I recently learned that there is a phenomena called sampling gain effect in dc-dc converter and I am struggling to understand what this phenomena really is. Could someone enlighten me?
And I have seen a document where they are saying that using average current mode control (with a filter inside the feedback loop of the current) help to get rid of this effect. Is it true? How is it possible?
Let me try to give a simple answer to this question. Current-mode-controlled converters are made of two loops: an inner current loop and an outer loop which ensures voltage regulation. The error or control voltage \$v_c\$ does not set the duty ratio \$d\$ (as in voltage-mode control) but programs the inductor peak current \$i_L\$ and, indirectly, the duty ratio. It is the inner loop which does this job.
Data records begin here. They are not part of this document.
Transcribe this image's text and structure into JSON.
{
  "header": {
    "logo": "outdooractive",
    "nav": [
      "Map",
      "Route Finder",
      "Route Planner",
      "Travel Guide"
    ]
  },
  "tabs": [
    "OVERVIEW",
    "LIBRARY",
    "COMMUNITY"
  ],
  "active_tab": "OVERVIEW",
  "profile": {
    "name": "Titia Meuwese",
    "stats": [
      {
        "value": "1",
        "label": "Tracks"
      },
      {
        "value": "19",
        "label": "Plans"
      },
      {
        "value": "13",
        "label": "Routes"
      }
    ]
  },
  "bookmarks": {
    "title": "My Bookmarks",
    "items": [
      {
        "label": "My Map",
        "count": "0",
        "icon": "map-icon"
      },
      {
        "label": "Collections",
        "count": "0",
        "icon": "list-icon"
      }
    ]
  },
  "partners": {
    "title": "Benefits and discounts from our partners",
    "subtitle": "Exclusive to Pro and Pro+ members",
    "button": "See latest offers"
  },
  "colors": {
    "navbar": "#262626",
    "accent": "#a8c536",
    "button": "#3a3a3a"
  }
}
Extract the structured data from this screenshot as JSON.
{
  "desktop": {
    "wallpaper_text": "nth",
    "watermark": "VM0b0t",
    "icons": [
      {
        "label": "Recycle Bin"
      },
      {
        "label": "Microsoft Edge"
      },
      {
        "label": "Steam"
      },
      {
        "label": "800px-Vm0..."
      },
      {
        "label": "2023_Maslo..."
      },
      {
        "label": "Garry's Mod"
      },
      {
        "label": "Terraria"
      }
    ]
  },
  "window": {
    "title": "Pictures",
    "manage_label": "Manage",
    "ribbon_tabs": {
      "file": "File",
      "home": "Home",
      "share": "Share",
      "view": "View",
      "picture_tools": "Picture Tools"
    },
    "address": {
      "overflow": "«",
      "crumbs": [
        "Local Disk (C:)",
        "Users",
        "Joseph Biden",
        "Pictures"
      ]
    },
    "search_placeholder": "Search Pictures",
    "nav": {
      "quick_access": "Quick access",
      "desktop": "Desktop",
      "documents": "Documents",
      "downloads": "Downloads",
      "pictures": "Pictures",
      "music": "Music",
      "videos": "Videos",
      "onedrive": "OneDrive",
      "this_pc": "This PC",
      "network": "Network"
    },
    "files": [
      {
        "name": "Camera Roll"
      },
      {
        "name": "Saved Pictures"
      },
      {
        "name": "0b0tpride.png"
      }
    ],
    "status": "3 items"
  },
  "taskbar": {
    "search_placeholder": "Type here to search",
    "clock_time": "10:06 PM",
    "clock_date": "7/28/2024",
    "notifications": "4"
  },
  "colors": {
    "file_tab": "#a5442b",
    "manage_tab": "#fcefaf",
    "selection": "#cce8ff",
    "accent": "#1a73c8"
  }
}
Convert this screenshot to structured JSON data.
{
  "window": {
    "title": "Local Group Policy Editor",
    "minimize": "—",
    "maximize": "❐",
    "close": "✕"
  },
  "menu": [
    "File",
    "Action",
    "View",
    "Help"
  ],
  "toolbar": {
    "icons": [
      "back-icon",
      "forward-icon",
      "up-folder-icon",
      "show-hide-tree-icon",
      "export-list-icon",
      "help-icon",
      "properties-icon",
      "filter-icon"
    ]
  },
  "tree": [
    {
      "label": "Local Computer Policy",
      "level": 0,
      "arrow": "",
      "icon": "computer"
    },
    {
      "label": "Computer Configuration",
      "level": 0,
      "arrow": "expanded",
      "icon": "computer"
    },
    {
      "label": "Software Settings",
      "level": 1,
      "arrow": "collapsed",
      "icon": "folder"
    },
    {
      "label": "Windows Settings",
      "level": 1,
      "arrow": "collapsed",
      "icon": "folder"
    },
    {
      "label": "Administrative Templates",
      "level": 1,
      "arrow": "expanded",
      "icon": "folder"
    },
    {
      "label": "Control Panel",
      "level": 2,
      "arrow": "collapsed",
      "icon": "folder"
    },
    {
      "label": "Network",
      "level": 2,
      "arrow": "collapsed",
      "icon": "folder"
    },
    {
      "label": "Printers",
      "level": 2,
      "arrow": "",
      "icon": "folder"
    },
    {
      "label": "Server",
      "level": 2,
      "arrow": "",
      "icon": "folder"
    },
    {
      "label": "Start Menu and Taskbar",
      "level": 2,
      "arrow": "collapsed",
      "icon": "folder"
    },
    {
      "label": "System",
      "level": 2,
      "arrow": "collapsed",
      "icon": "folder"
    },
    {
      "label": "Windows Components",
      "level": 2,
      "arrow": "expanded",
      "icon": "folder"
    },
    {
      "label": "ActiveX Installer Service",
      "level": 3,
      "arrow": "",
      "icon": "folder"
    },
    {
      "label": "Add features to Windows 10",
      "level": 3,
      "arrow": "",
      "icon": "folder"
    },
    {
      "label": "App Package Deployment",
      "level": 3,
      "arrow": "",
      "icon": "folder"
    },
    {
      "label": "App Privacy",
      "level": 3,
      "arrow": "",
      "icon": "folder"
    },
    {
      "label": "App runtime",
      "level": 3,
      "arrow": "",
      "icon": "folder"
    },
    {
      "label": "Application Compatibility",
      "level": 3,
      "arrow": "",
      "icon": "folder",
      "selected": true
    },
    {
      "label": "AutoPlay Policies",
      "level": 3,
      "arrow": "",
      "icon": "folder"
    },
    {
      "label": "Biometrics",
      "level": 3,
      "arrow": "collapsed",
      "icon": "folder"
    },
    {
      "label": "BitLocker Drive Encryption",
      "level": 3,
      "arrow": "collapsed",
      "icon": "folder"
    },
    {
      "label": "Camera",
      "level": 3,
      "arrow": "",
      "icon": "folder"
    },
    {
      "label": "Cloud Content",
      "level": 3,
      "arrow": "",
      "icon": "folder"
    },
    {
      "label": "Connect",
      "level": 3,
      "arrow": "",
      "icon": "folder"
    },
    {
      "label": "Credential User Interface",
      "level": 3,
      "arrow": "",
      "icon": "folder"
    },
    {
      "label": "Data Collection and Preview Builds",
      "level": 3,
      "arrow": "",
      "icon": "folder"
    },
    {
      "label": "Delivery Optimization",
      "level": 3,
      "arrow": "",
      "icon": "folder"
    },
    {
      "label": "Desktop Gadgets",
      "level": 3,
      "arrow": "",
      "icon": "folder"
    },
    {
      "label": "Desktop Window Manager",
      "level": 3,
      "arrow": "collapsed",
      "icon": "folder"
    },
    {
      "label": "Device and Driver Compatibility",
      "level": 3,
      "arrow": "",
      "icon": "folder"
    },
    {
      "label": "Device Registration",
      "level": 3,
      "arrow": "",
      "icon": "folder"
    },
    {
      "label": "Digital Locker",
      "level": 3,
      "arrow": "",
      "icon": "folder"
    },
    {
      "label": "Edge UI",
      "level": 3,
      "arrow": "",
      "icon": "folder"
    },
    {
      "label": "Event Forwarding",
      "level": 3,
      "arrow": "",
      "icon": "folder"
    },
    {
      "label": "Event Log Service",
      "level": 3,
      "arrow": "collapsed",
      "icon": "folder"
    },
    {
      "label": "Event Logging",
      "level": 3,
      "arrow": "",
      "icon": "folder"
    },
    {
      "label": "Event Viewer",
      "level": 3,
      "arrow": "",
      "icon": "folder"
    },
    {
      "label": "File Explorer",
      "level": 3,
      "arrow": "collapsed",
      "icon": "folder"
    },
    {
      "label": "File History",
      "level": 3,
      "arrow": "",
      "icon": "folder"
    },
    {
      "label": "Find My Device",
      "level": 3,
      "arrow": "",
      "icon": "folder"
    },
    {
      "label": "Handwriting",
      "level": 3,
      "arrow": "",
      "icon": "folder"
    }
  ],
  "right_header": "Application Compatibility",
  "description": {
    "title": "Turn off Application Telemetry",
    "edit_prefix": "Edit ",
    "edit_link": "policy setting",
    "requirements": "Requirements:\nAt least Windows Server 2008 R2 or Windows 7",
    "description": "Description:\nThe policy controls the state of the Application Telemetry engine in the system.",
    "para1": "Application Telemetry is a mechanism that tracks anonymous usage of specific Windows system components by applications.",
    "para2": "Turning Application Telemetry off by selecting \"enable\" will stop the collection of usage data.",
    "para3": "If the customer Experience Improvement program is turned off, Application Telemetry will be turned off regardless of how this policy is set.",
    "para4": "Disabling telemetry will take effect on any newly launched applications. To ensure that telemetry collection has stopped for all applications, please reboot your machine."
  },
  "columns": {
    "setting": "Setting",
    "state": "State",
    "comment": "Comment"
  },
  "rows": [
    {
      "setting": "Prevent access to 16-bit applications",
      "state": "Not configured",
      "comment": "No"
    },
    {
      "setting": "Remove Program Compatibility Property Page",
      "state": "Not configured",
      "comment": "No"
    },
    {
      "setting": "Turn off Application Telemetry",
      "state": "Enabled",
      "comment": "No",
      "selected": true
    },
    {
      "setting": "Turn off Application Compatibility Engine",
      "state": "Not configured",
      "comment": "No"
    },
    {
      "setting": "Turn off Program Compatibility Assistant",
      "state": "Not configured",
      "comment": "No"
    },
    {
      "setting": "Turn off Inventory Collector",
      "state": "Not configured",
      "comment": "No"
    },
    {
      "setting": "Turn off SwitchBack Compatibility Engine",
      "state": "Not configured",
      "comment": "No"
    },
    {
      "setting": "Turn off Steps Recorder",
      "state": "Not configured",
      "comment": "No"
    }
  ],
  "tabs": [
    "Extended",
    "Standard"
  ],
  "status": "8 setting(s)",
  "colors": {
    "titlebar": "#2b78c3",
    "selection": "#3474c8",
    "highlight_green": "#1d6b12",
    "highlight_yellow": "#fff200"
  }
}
It is possible to model the current loop with the below illustration that I drawn for the article I published in How2Power some years ago:
This model is coming from Dr. Ray Ridley's work carried in 1990 and documented in his thesis available online.
In this model, you see a block \$H_e(s)\$ and it is describing the sampling operation: the inductor peak current is a discrete value updated cycle-by-cycle and that is the reason why Ridley used sampled-data analysis to model the loop. He did approximate \$H_e(s)\$ with a 2nd-order polynomial form featuring two right-half-plane zeroes. These two zeroes are located at half the switching frequency. It then becomes possible to visualize the control-to-inductor-peak-current transfer function which looks like this:
Unlike what people believe, there is no peaking in this inner current loop but its gain moves in relationship with the sense resistance, the various inductor slopes and the amount of injected compensation ramp via parameter \$m_c=1+\frac{S_e}{S_n}\$ with \$S_e\$ the external compensation ramp slope and \$S_n\$, the on-time slope. As the loop phase does not depend on the gain, at some point, if the gain is too strong (no compensation ramp and duty ratio approaching 50% in CCM), you have conditions for oscillations. Injecting an external ramp will force a crossover at a lower frequency, naturally building phase margin and stabilizing the current loop.
It is when the current loop is embedded into the outer voltage loop that the two RHP zeroes turn into double poles - the sub-harmonic poles - located at \$\frac{F_{SW}}{2}\$ and affected by a peaking you need to damp:
I have shown in the article how I built a digital modulator to measure the current loop transfer function in SIMPLIS and it perfectly confirms Ridley approach who also used a digital modulator on the bench for his experiments. As additional information, I looked at a way to differently model the current loop with a delay line here and the final theoretical results exactly match the power stage control-to-output transfer function obtained in SIMPLIS.
Pulse width modulation used in the control of power supplies essentially causes a phase delay in the loop, similar to the sampling delay in a pure digital system. When the inernal ramp voltage reaches the error amp voltage, switching occurs. This ends the pusle width. No other response can occur until the next period, thus it acts as a sampled system. The effective pole is phase only, and the effective phase delay is a function of frequency = 180*(F/2/Fsw). For example, at 1/5th your switching frequency Fsw, this delay would add 18deg phase shift additional to that caused by the analog components in your loop. The double pole due to peak current mode control has been explained by others here. It causes sub harmonic oscillations if it is not taken care of by slope compensation. However, the system still has the phase shift caused by the sampling delay.